29. The method of claim 28, wherein the mood disorder is selected from the group consisting of bipolar disorder and major depression disorder.

30. The method of claim 28, wherein the psychosis is schizophrenia.

31. The method of claim 27, wherein the compound is a nucleic acid.

32. The method of claim 31, wherein the nucleic acid hybridizes under stringent conditions to a nucleic acid comprising a nucleotide sequence listed in Table 2, Table 3, Table 4, FIG. 2A and FIG. 2B.

33. A method of treating or preventing mental illness in a subject, the method comprising the step of administering to the subject a therapeutically effective amount of a polypeptide, the polypeptide encoded by a nucleic acid that hybridizes under stringent conditions to a nucleic acid listed in Table 2, Table 3, Table 4, FIG. 2A and FIG. 2B.

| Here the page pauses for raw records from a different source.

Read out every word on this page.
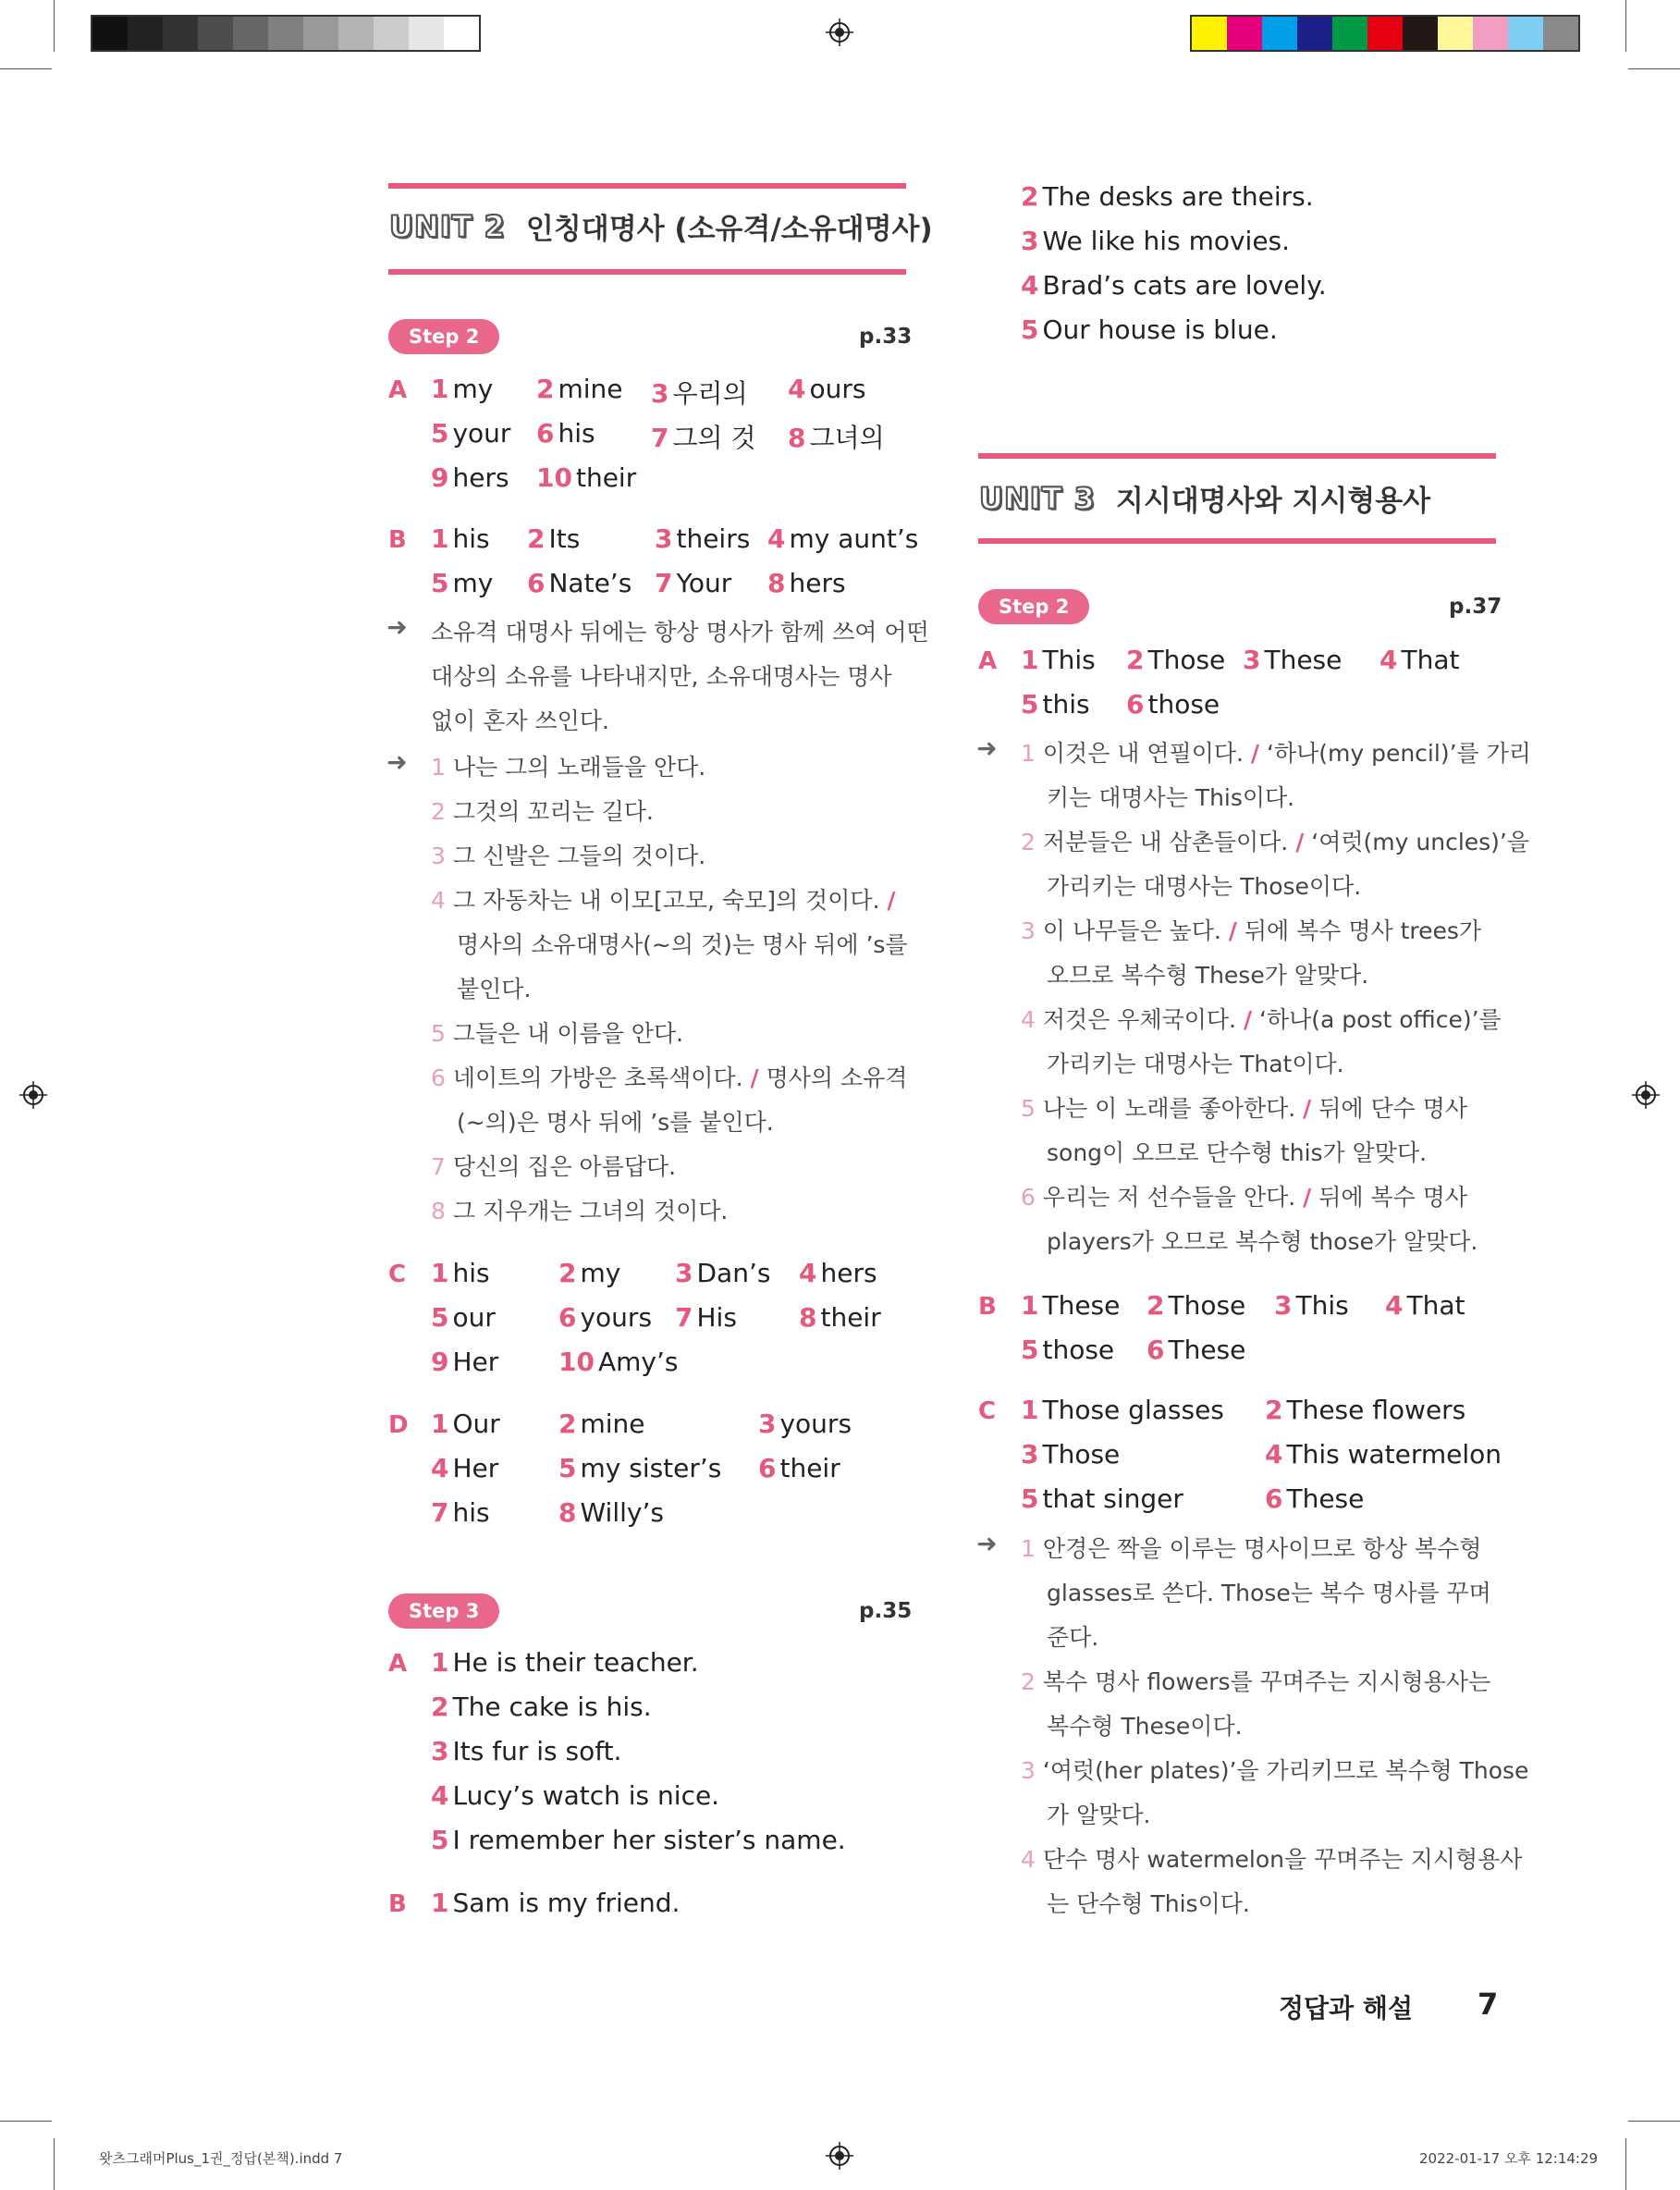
UNIT 2 인칭대명사 (소유격/소유대명사)
Step 2	p.33
A 1 my 2 mine 3 우리의 4 ours
5 your 6 his 7 그의 것 8 그녀의
9 hers 10 their
B 1 his 2 Its	3 theirs 4 my aunt’s
5 my 6 Nate’s 7 Your 8 hers
➜ 소유격 대명사 뒤에는 항상 명사가 함께 쓰여 어떤
대상의 소유를 나타내지만, 소유대명사는 명사
없이 혼자 쓰인다.
➜ 1 나는 그의 노래들을 안다.
2 그것의 꼬리는 길다.
3 그 신발은 그들의 것이다.
4 그 자동차는 내 이모[고모, 숙모]의 것이다. /
명사의 소유대명사(~의 것)는 명사 뒤에 ’s를
붙인다.
5 그들은 내 이름을 안다.
6 네이트의 가방은 초록색이다. / 명사의 소유격
(~의)은 명사 뒤에 ’s를 붙인다.
7 당신의 집은 아름답다.
8 그 지우개는 그녀의 것이다.
C 1 his	2 my 3 Dan’s 4 hers
5 our 6 yours 7 His 8 their
9 Her 10 Amy’s
D 1 Our 2 mine	3 yours
4 Her 5 my sister’s 6 their
7 his	8 Willy’s
Step 3	p.35
A 1 He is their teacher.
2 The cake is his.
3 Its fur is soft.
4 Lucy’s watch is nice.
5 I remember her sister’s name.
B 1 Sam is my friend.
2 The desks are theirs.
3 We like his movies.
4 Brad’s cats are lovely.
5 Our house is blue.
UNIT 3 지시대명사와 지시형용사
Step 2	p.37
A 1 This 2 Those 3 These 4 That
5 this 6 those
➜ 1 이것은 내 연필이다. / ‘하나(my pencil)’를 가리
키는 대명사는 This이다.
2 저분들은 내 삼촌들이다. / ‘여럿(my uncles)’을
가리키는 대명사는 Those이다.
3 이 나무들은 높다. / 뒤에 복수 명사 trees가
오므로 복수형 These가 알맞다.
4 저것은 우체국이다. / ‘하나(a post office)’를
가리키는 대명사는 That이다.
5 나는 이 노래를 좋아한다. / 뒤에 단수 명사
song이 오므로 단수형 this가 알맞다.
6 우리는 저 선수들을 안다. / 뒤에 복수 명사
players가 오므로 복수형 those가 알맞다.
B 1 These 2 Those 3 This 4 That
5 those 6 These
C 1 Those glasses 2 These flowers
3 Those	4 This watermelon
5 that singer	6 These
➜ 1 안경은 짝을 이루는 명사이므로 항상 복수형
glasses로 쓴다. Those는 복수 명사를 꾸며
준다.
2 복수 명사 flowers를 꾸며주는 지시형용사는
복수형 These이다.
3 ‘여럿(her plates)’을 가리키므로 복수형 Those
가 알맞다.
4 단수 명사 watermelon을 꾸며주는 지시형용사
는 단수형 This이다.
정답과 해설 7
왓츠그래머Plus_1권_정답(본책).indd 7	2022-01-17 오후 12:14:29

34. The method of claim 33, wherein the polypeptide is encoded by a nucleic acid listed in Table 2, Table 3, Table 4, FIG. 2A and FIG. 2B.

35. The method of claim 33, wherein the mental illness is a mood disorder or psychosis.

36. The method of claim 35, wherein the psychosis is schizophrenia.

37. The method of claim 35, wherein the mood disorder is a bipolar disorder or major depression disorder.

38. A method of treating or preventing mental illness in a subject, the method comprising the step of administering to the subject a therapeutically effective amount of a nucleic acid, wherein the nucleic acid hybridizes under stringent conditions to a nucleic acid listed in Table 2, Table 3, Table 4, FIG. 2A and FIG. 2B.

39. The method of claim 38, wherein the mental illness is a mood disorder or psychosis.

40. The method of claim 39, wherein the psychosis is schizophrenia.

41. The method of claim 39, wherein the mood disorder is a bipolar disorder or major depression disorder.